2. An inv_layout_transform(A, pad_value=x) followed by a layout_transform(B, pad_value=y). The inv_layout_transform can crop out padding, which is then added back in by the inv_layout_transform. The two compact representations cancel out if A is equivalent to B, and x == y.

3. A layout_transform(A, pad_value=x) followed by an inv_layout_transform(B, pad_value=y). The layout_transform can introduce implicit padding, which is removed by the inv_layout_transform. The two compact representations cancel out if A is the same as B.

4. An inv_layout_transform(A) followed by an inv_layout_transform(B). Since the inv_layout_transform can crop out implicit padding, if either inv_layout_transform crops out padding, the sequence of two inverse transforms changes the size of the buffer padding, and is therefore not a no-op. The transformations cancel out if B(A(indices)) == indices and both transformations are bijective.

Memory layout for the above mentioned IndexMap supposing an input buffer of 16 elements.
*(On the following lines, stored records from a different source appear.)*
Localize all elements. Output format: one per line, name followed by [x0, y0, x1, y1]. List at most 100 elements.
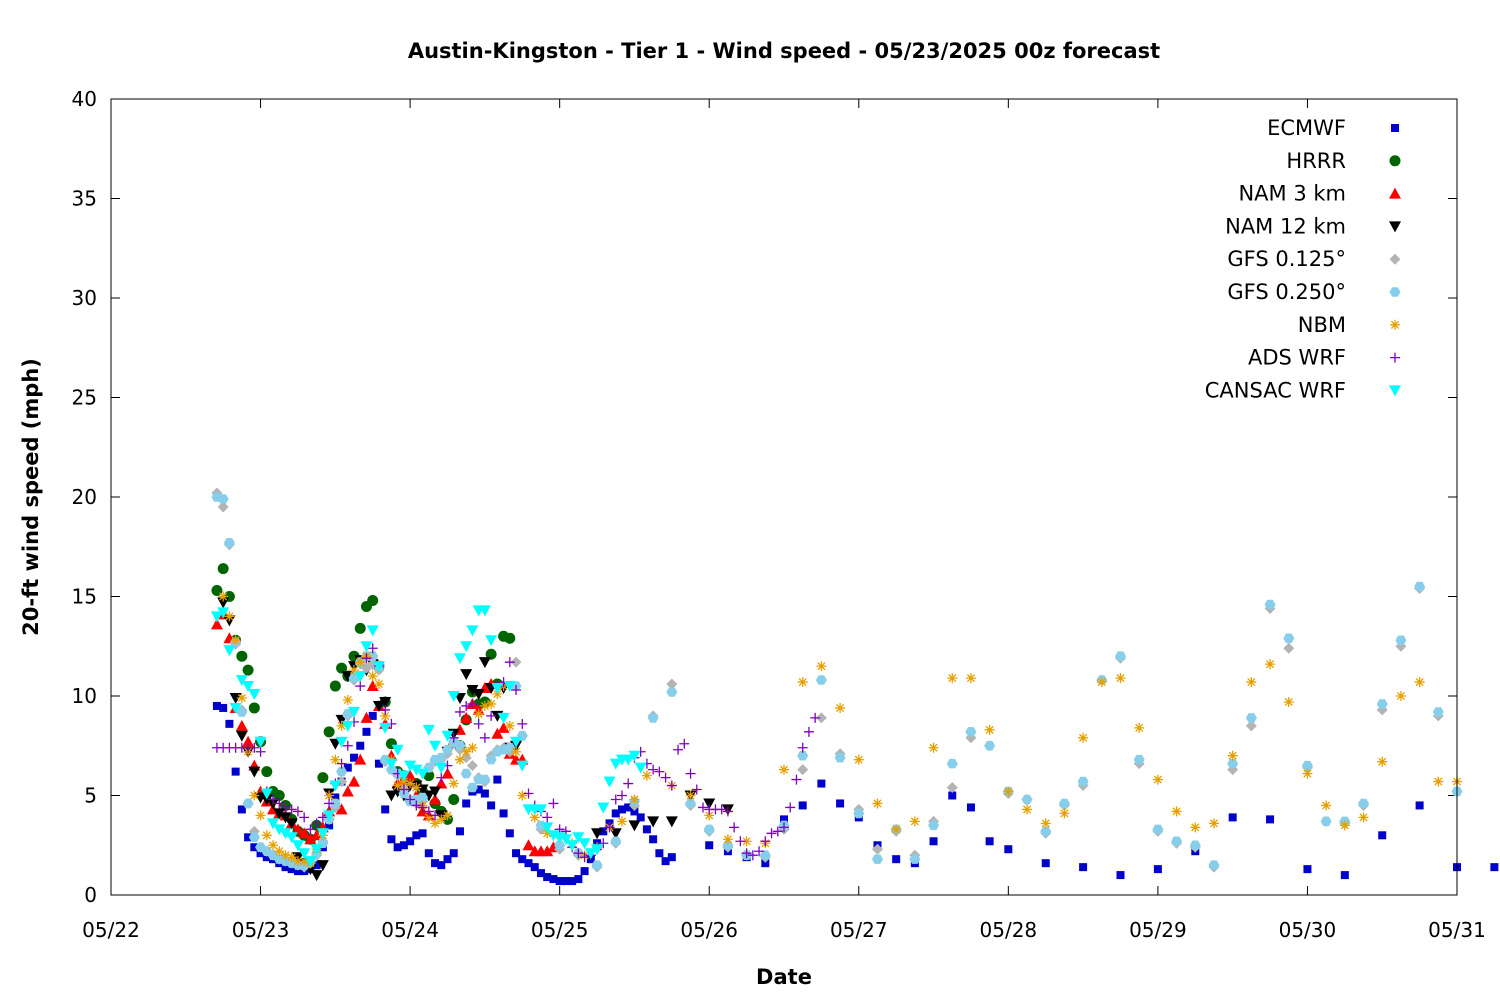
data-point	[436, 772, 447, 783]
data-point	[466, 625, 479, 637]
series-6	[218, 591, 1462, 869]
data-point	[273, 808, 286, 820]
data-point	[616, 790, 627, 801]
data-point	[398, 784, 409, 795]
data-point	[511, 685, 522, 696]
data-point	[1133, 754, 1145, 765]
data-point	[367, 643, 378, 654]
data-point	[393, 843, 402, 852]
data-point	[454, 706, 465, 717]
y-tick-label: 30	[72, 286, 97, 310]
data-point	[435, 762, 448, 774]
data-point	[304, 833, 317, 845]
data-point	[504, 720, 515, 731]
data-point	[217, 494, 229, 504]
data-point	[554, 840, 566, 850]
data-point	[579, 852, 590, 863]
plot-frame	[110, 98, 1458, 896]
data-point	[441, 767, 454, 779]
data-point	[293, 867, 302, 876]
data-point	[430, 818, 441, 829]
data-point	[268, 794, 279, 805]
data-point	[512, 849, 521, 858]
data-point	[466, 782, 478, 793]
data-point	[735, 836, 746, 847]
data-point	[292, 806, 303, 817]
data-point	[891, 824, 902, 835]
data-point	[1433, 776, 1444, 787]
data-point	[248, 689, 261, 701]
data-point	[524, 859, 533, 868]
data-point	[836, 799, 845, 808]
data-point	[285, 832, 298, 844]
data-point	[1490, 863, 1499, 872]
data-point	[466, 685, 479, 697]
data-point	[1208, 860, 1220, 870]
data-point	[291, 823, 304, 835]
data-point	[1377, 756, 1388, 767]
data-point	[1171, 806, 1182, 817]
data-point	[210, 618, 223, 630]
data-point	[928, 742, 939, 753]
data-point	[623, 778, 634, 789]
x-axis-ticks: 05/22 05/23 05/24 05/25 05/26 05/27 05/28 05/29…	[82, 99, 1486, 942]
data-point	[385, 758, 398, 770]
data-point	[217, 607, 230, 619]
data-point	[574, 875, 583, 884]
data-point	[760, 836, 771, 847]
data-point	[411, 800, 422, 811]
data-point	[360, 641, 373, 653]
data-point	[872, 798, 883, 809]
data-point	[273, 824, 286, 836]
data-point	[1301, 760, 1313, 771]
data-point	[517, 790, 528, 801]
data-point	[810, 712, 821, 723]
data-point	[385, 790, 398, 802]
data-point	[242, 681, 255, 693]
data-point	[685, 790, 696, 801]
data-point	[599, 827, 608, 836]
data-point	[279, 812, 292, 824]
data-point	[447, 691, 460, 702]
data-point	[330, 754, 341, 765]
data-point	[460, 711, 473, 723]
data-point	[705, 841, 714, 850]
data-point	[628, 820, 641, 832]
data-point	[348, 673, 360, 683]
data-point	[317, 772, 329, 784]
data-point	[236, 707, 248, 717]
data-point	[704, 810, 715, 821]
data-point	[280, 802, 291, 813]
data-point	[1283, 696, 1294, 707]
data-point	[722, 834, 733, 845]
data-point	[255, 746, 266, 757]
data-point	[323, 810, 336, 822]
data-point	[578, 838, 591, 850]
data-point	[316, 860, 329, 872]
data-point	[354, 671, 367, 683]
data-point	[410, 764, 423, 776]
data-point	[624, 803, 633, 812]
x-tick-label: 05/28	[980, 918, 1038, 942]
data-point	[1376, 699, 1388, 709]
legend-marker	[1389, 187, 1401, 199]
data-point	[630, 807, 639, 816]
legend-label: GFS 0.250°	[1227, 280, 1346, 304]
data-point	[761, 859, 770, 868]
data-point	[493, 775, 502, 784]
data-point	[1321, 800, 1332, 811]
data-point	[610, 794, 621, 805]
data-point	[591, 828, 604, 840]
data-point	[1340, 871, 1349, 880]
data-point	[310, 829, 323, 841]
data-point	[604, 822, 615, 833]
legend-marker	[1389, 287, 1401, 297]
data-point	[455, 827, 464, 836]
series-5	[211, 492, 1463, 870]
data-point	[367, 594, 379, 606]
data-point	[261, 830, 272, 841]
data-point	[517, 718, 528, 729]
data-point	[372, 700, 385, 712]
data-point	[628, 750, 641, 762]
data-point	[622, 754, 635, 766]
  ┌─Physical-index-space───IndexMap:[i//7,i%7]─────────────────┐
  │                                                            │
 ┌▼─┬──┬──┬──┬──┬──┬──┬──┬──┬──┬──┬──┬──┬──┬──┬──┬──┬──┬──┬──┬─▼┐
 │00│01│02│03│04│05│06│07│08│09│10│11│12│13│14│15│16│17│18│19│20│
 └▲─┴──┴──┴──┴──┴──┴──┴──┴──┴──┴──┴──┴──┴──┴──┴─▲└──┴──┴──┴──┴──┘
  │                                             │
  └─Logical-index-space─────────────────────────┘



  ┌─────IndexMap:[i//7,i%7]─┐
  │                         │
  │      ┌──┬──┬──┬──┬──┬──┐▼─┐
  │      │00│01│02│03│04│05│06│
  │      ├──┼──┼──┼──┼──┼──┼──┤
  │      │07│08│09│10│11│12│13│
  │      └──┼──┼──┼──┼──┼──┼──┤
  └──────►14│15│16│17│18│19│20│
         └──┴──┘▲─┴──┴──┴──┴─▲┘
                │            │
                │            │
                └─pad-values─┘


  ┌─IndexMap:[i//7,(i%7)%8]─┐
  │                         │
  │      ┌──┬──┬──┬──┬──┬──┐▼─┬──┐
  │      │00│01│02│03│04│05│06│07◄─┐
  │      ├──┼──┼──┼──┼──┼──┼──┼──┐ │
  │      │08│09│10│11│12│13│14│15◄─┤
  │      └──┼──┼──┼──┼──┼──┼──┼──┐ │
  └──────►16│17│18│19│20│21│22│23◄─┤
         └──┴──┘▲─┴──┴──┴──┴─▲└─▲┘ │
                │            │  │  │
                │            │  │  │
                └─pad-values─┴──┴──┘


  ┌─Physical-index-space───IndexMap:[i//7,(i%7)%8]─────────────────────┐
  │                                                                    │
 ┌▼─┬──┬──┬──┬──┬──┬──┬──┬──┬──┬──┬──┬──┬──┬──┬──┬──┬──┬──┬──┬──┬──┬──┐▼─┐
 │00│01│02│03│04│05│06│xx│08│09│10│11│12│13│14│xx│16│17│18│19│20│21│22│xx│
 └──┴──┴──┴──┴──┴──┴──┴──┴──┴──┴──┴──┴──┴──┴──┴──┴──┴──┴──┴──┴──┴──┴──┴──┘

Note the pad values every 8th value in the physical memory layout in the last figure above.

@csullivan thank you for the beautiful figure! 😄
One question - this example adds padding at the rightmost side of axis=1.
How does this repr add the padding at the leftmost side?

@sunggg Padding at the left side would be represented as [i//7, ( (i%7) + 1) %8]. The %8 introduces the same requirement that its left argument be padded out to be divisible by the right argument, and the expression dictates the exact mapping from pre-transformation indices to post-transformation indices.